We are looking at a dressing room at the Waldorf Astoria in NYC after Louis Armstrong has completed a show. It's March 1971, several months before his death, and it is the setting for Satchmo At The Waldorf which we saw at the Long Wharf Theatre in New Haven last night. If you have a chance, go. The play has received very positive reviews and its New Haven run was just extended until November 11 before it moves on to Philadelphia.
Satchmo is the first play written by Terry Teachout, the author of Pops, the wonderful 2009 biography of Louis Armstrong - a book that stirred my renewed interest in Armstrong and his music (see the post Pops). He's now taken the unusual step for a theater critic (he writes for the Wall St Journal) of becoming a playwright. (Teachout)
Satchmo is a one-actor, ninety minute piece. The Armstrong portrayed is more than just the smiling performer you remember from his onstage appearances. By turns he is funny, poignant and angry. It's hard to pull off a one-actor play and even harder when the one-actor is playing two very different characters but it works because the actor, John Douglas Thompson, is extraordinary. Thompson is Armstrong and also his white mob-connected manager of four decades, Joe Glaser, and it is the complicated relationship between the two that is at the heart of the show. The first time Thompson transitioned in a heartbeat from being Armstrong to being Glaser was stunning and you could almost hear the collective astonishment of the audience. Seamlessly transforming himself back and forth he embodied Armstrong and Glaser in a way that conveyed their bond with all of its mixture of love, calculation, suspicion, exasperation and anger. (John Douglas Thompson)

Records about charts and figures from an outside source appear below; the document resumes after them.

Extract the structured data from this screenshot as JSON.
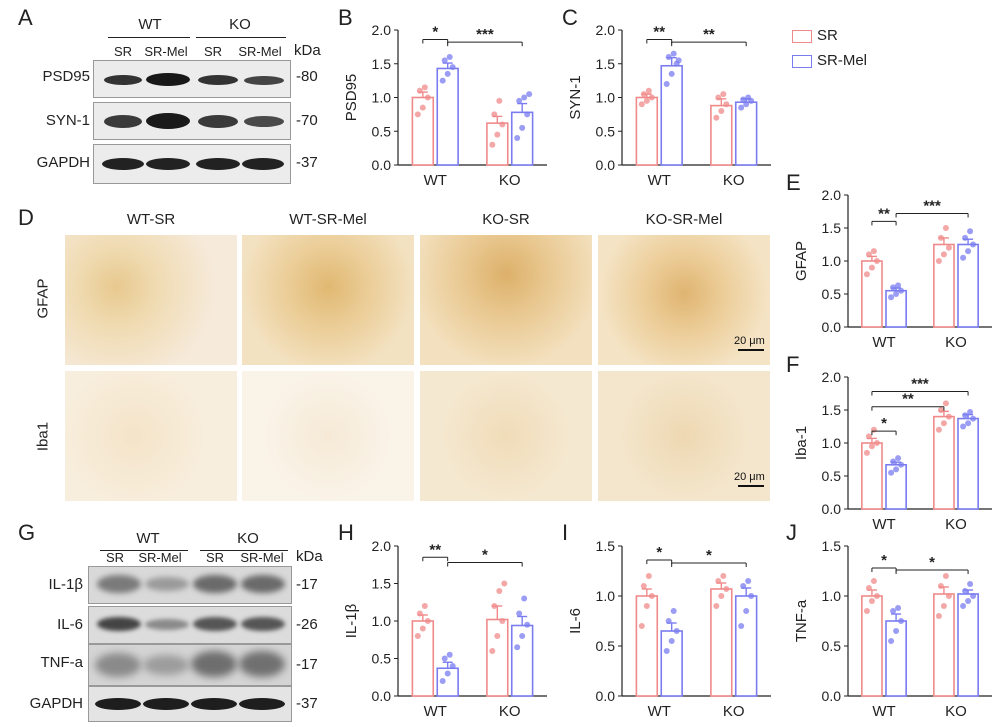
{
  "panels": {
    "A": "A",
    "B": "B",
    "C": "C",
    "D": "D",
    "E": "E",
    "F": "F",
    "G": "G",
    "H": "H",
    "I": "I",
    "J": "J"
  },
  "legend": {
    "sr": "SR",
    "srmel": "SR-Mel"
  },
  "colors": {
    "sr": "#f08a8a",
    "srmel": "#7a7cf0"
  },
  "blot_A": {
    "group_wt": "WT",
    "group_ko": "KO",
    "lanes": [
      "SR",
      "SR-Mel",
      "SR",
      "SR-Mel"
    ],
    "kda": "kDa",
    "rows": [
      {
        "label": "PSD95",
        "mw": "-80"
      },
      {
        "label": "SYN-1",
        "mw": "-70"
      },
      {
        "label": "GAPDH",
        "mw": "-37"
      }
    ]
  },
  "blot_G": {
    "group_wt": "WT",
    "group_ko": "KO",
    "lanes": [
      "SR",
      "SR-Mel",
      "SR",
      "SR-Mel"
    ],
    "kda": "kDa",
    "rows": [
      {
        "label": "IL-1β",
        "mw": "-17"
      },
      {
        "label": "IL-6",
        "mw": "-26"
      },
      {
        "label": "TNF-a",
        "mw": "-17"
      },
      {
        "label": "GAPDH",
        "mw": "-37"
      }
    ]
  },
  "ihc": {
    "columns": [
      "WT-SR",
      "WT-SR-Mel",
      "KO-SR",
      "KO-SR-Mel"
    ],
    "rows": [
      "GFAP",
      "Iba1"
    ],
    "scale": "20 μm"
  },
  "chart_data": [
    {
      "panel": "B",
      "type": "bar",
      "ylabel": "PSD95",
      "categories": [
        "WT",
        "KO"
      ],
      "ylim": [
        0,
        2.0
      ],
      "yticks": [
        "0.0",
        "0.5",
        "1.0",
        "1.5",
        "2.0"
      ],
      "series": [
        {
          "name": "SR",
          "values": [
            1.0,
            0.62
          ],
          "err": [
            0.08,
            0.1
          ],
          "points": [
            [
              0.75,
              0.85,
              1.0,
              1.1,
              1.15
            ],
            [
              0.3,
              0.45,
              0.6,
              0.75,
              0.95
            ]
          ]
        },
        {
          "name": "SR-Mel",
          "values": [
            1.43,
            0.78
          ],
          "err": [
            0.08,
            0.13
          ],
          "points": [
            [
              1.25,
              1.35,
              1.45,
              1.55,
              1.6
            ],
            [
              0.4,
              0.55,
              0.75,
              0.95,
              1.0,
              1.05
            ]
          ]
        }
      ],
      "sig": [
        {
          "from": 0,
          "to": 1,
          "label": "*",
          "y": 1.86
        },
        {
          "from": 1,
          "to": 3,
          "label": "***",
          "y": 1.82
        }
      ]
    },
    {
      "panel": "C",
      "type": "bar",
      "ylabel": "SYN-1",
      "categories": [
        "WT",
        "KO"
      ],
      "ylim": [
        0,
        2.0
      ],
      "yticks": [
        "0.0",
        "0.5",
        "1.0",
        "1.5",
        "2.0"
      ],
      "series": [
        {
          "name": "SR",
          "values": [
            1.0,
            0.88
          ],
          "err": [
            0.05,
            0.1
          ],
          "points": [
            [
              0.9,
              0.95,
              1.0,
              1.05,
              1.1
            ],
            [
              0.7,
              0.8,
              0.9,
              1.0,
              1.05
            ]
          ]
        },
        {
          "name": "SR-Mel",
          "values": [
            1.47,
            0.93
          ],
          "err": [
            0.12,
            0.05
          ],
          "points": [
            [
              1.2,
              1.35,
              1.5,
              1.6,
              1.65,
              1.55
            ],
            [
              0.85,
              0.9,
              0.95,
              0.97,
              1.0
            ]
          ]
        }
      ],
      "sig": [
        {
          "from": 0,
          "to": 1,
          "label": "**",
          "y": 1.86
        },
        {
          "from": 1,
          "to": 3,
          "label": "**",
          "y": 1.82
        }
      ]
    },
    {
      "panel": "E",
      "type": "bar",
      "ylabel": "GFAP",
      "categories": [
        "WT",
        "KO"
      ],
      "ylim": [
        0,
        2.0
      ],
      "yticks": [
        "0.0",
        "0.5",
        "1.0",
        "1.5",
        "2.0"
      ],
      "series": [
        {
          "name": "SR",
          "values": [
            1.0,
            1.25
          ],
          "err": [
            0.07,
            0.1
          ],
          "points": [
            [
              0.8,
              0.9,
              1.0,
              1.1,
              1.15
            ],
            [
              1.0,
              1.1,
              1.2,
              1.35,
              1.5
            ]
          ]
        },
        {
          "name": "SR-Mel",
          "values": [
            0.55,
            1.25
          ],
          "err": [
            0.04,
            0.08
          ],
          "points": [
            [
              0.45,
              0.5,
              0.55,
              0.6,
              0.63
            ],
            [
              1.05,
              1.15,
              1.25,
              1.35,
              1.45
            ]
          ]
        }
      ],
      "sig": [
        {
          "from": 0,
          "to": 1,
          "label": "**",
          "y": 1.6
        },
        {
          "from": 1,
          "to": 3,
          "label": "***",
          "y": 1.72
        }
      ]
    },
    {
      "panel": "F",
      "type": "bar",
      "ylabel": "Iba-1",
      "categories": [
        "WT",
        "KO"
      ],
      "ylim": [
        0,
        2.0
      ],
      "yticks": [
        "0.0",
        "0.5",
        "1.0",
        "1.5",
        "2.0"
      ],
      "series": [
        {
          "name": "SR",
          "values": [
            1.0,
            1.4
          ],
          "err": [
            0.07,
            0.08
          ],
          "points": [
            [
              0.85,
              0.95,
              1.0,
              1.1,
              1.2
            ],
            [
              1.2,
              1.3,
              1.4,
              1.5,
              1.6
            ]
          ]
        },
        {
          "name": "SR-Mel",
          "values": [
            0.67,
            1.37
          ],
          "err": [
            0.04,
            0.06
          ],
          "points": [
            [
              0.55,
              0.6,
              0.67,
              0.72,
              0.77
            ],
            [
              1.25,
              1.3,
              1.37,
              1.42,
              1.47
            ]
          ]
        }
      ],
      "sig": [
        {
          "from": 0,
          "to": 1,
          "label": "*",
          "y": 1.18
        },
        {
          "from": 0,
          "to": 2,
          "label": "**",
          "y": 1.55
        },
        {
          "from": 0,
          "to": 3,
          "label": "***",
          "y": 1.78
        }
      ]
    },
    {
      "panel": "H",
      "type": "bar",
      "ylabel": "IL-1β",
      "categories": [
        "WT",
        "KO"
      ],
      "ylim": [
        0,
        2.0
      ],
      "yticks": [
        "0.0",
        "0.5",
        "1.0",
        "1.5",
        "2.0"
      ],
      "series": [
        {
          "name": "SR",
          "values": [
            1.0,
            1.02
          ],
          "err": [
            0.08,
            0.18
          ],
          "points": [
            [
              0.8,
              0.9,
              1.0,
              1.1,
              1.2
            ],
            [
              0.6,
              0.8,
              1.0,
              1.2,
              1.4,
              1.5
            ]
          ]
        },
        {
          "name": "SR-Mel",
          "values": [
            0.37,
            0.94
          ],
          "err": [
            0.08,
            0.12
          ],
          "points": [
            [
              0.2,
              0.3,
              0.4,
              0.5,
              0.55
            ],
            [
              0.65,
              0.8,
              0.95,
              1.1,
              1.3
            ]
          ]
        }
      ],
      "sig": [
        {
          "from": 0,
          "to": 1,
          "label": "**",
          "y": 1.85
        },
        {
          "from": 1,
          "to": 3,
          "label": "*",
          "y": 1.78
        }
      ]
    },
    {
      "panel": "I",
      "type": "bar",
      "ylabel": "IL-6",
      "categories": [
        "WT",
        "KO"
      ],
      "ylim": [
        0,
        1.5
      ],
      "yticks": [
        "0.0",
        "0.5",
        "1.0",
        "1.5"
      ],
      "series": [
        {
          "name": "SR",
          "values": [
            1.0,
            1.07
          ],
          "err": [
            0.07,
            0.06
          ],
          "points": [
            [
              0.7,
              0.9,
              1.0,
              1.1,
              1.2
            ],
            [
              0.9,
              1.0,
              1.07,
              1.15,
              1.2
            ]
          ]
        },
        {
          "name": "SR-Mel",
          "values": [
            0.65,
            1.0
          ],
          "err": [
            0.08,
            0.08
          ],
          "points": [
            [
              0.45,
              0.55,
              0.65,
              0.75,
              0.85
            ],
            [
              0.7,
              0.85,
              1.0,
              1.1,
              1.15
            ]
          ]
        }
      ],
      "sig": [
        {
          "from": 0,
          "to": 1,
          "label": "*",
          "y": 1.36
        },
        {
          "from": 1,
          "to": 3,
          "label": "*",
          "y": 1.33
        }
      ]
    },
    {
      "panel": "J",
      "type": "bar",
      "ylabel": "TNF-a",
      "categories": [
        "WT",
        "KO"
      ],
      "ylim": [
        0,
        1.5
      ],
      "yticks": [
        "0.0",
        "0.5",
        "1.0",
        "1.5"
      ],
      "series": [
        {
          "name": "SR",
          "values": [
            1.0,
            1.02
          ],
          "err": [
            0.06,
            0.07
          ],
          "points": [
            [
              0.85,
              0.95,
              1.0,
              1.08,
              1.15
            ],
            [
              0.8,
              0.9,
              1.0,
              1.1,
              1.2
            ]
          ]
        },
        {
          "name": "SR-Mel",
          "values": [
            0.75,
            1.02
          ],
          "err": [
            0.07,
            0.04
          ],
          "points": [
            [
              0.55,
              0.65,
              0.75,
              0.85,
              0.88
            ],
            [
              0.9,
              0.95,
              1.0,
              1.05,
              1.12
            ]
          ]
        }
      ],
      "sig": [
        {
          "from": 0,
          "to": 1,
          "label": "*",
          "y": 1.28
        },
        {
          "from": 1,
          "to": 3,
          "label": "*",
          "y": 1.26
        }
      ]
    }
  ]
}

Before seeing the show I was a little worried that the Armstrong story could come off as stiff and unnatural in a theatre setting but I (and it looked like everyone else) was riveted for the entire time by a compelling and touching script and performance.
Teachout decided to write the play because it gave him more freedom to write about this relationship than he had as a biographer:
"Much of what he and Glaser say in the play derives from things that they said in real life, and the way in which both men talk on stage is an accurate portrayal of their habits of speech . . . But the play is still a work of fiction, albeit one that is freely based on fact. It's an attempt to suggest the nature of their personal relationship, which was so fraught with tension that no mere biographer, obligated as he is to stick to the factual record, could hope to do more than hint at its endless subtleties. Fictionalizing that relationship has freed me to speculate about things that I cannot know for sure but have good reason to suspect."(Armstrong & Glaser)
Along the way, Thompson also briefly transforms into a third character, Miles Davis. Davis appreciated Armstrong's contributions to jazz but was brutally critical of what he saw as Louis' backwards attitudes about race. Armstrong, in turn, was enraged by Miles' criticism.
Miles Davis and Glaser are the bookends of the racial tensions that existed throughout Louis Armstrong's career. In the latter part of his career, Armstrong felt he lost his black audience, playing almost exclusively to whites. This is made good use of in Satchmo, when Armstrong is talking about this phenomenon and then looks out at us and remarks that we are an all-white audience. And in the Armstrong-Glaser association how much of their interaction was driven by the conventions of race in mid-century America? Was Glaser ever Armstrong's friend? All of this is unflinchingly examined in Satchmo yet in a way that is consistent with the man portrayed by Teachout in Pops, a man who "lived life in a major key". I left with a smile on my face.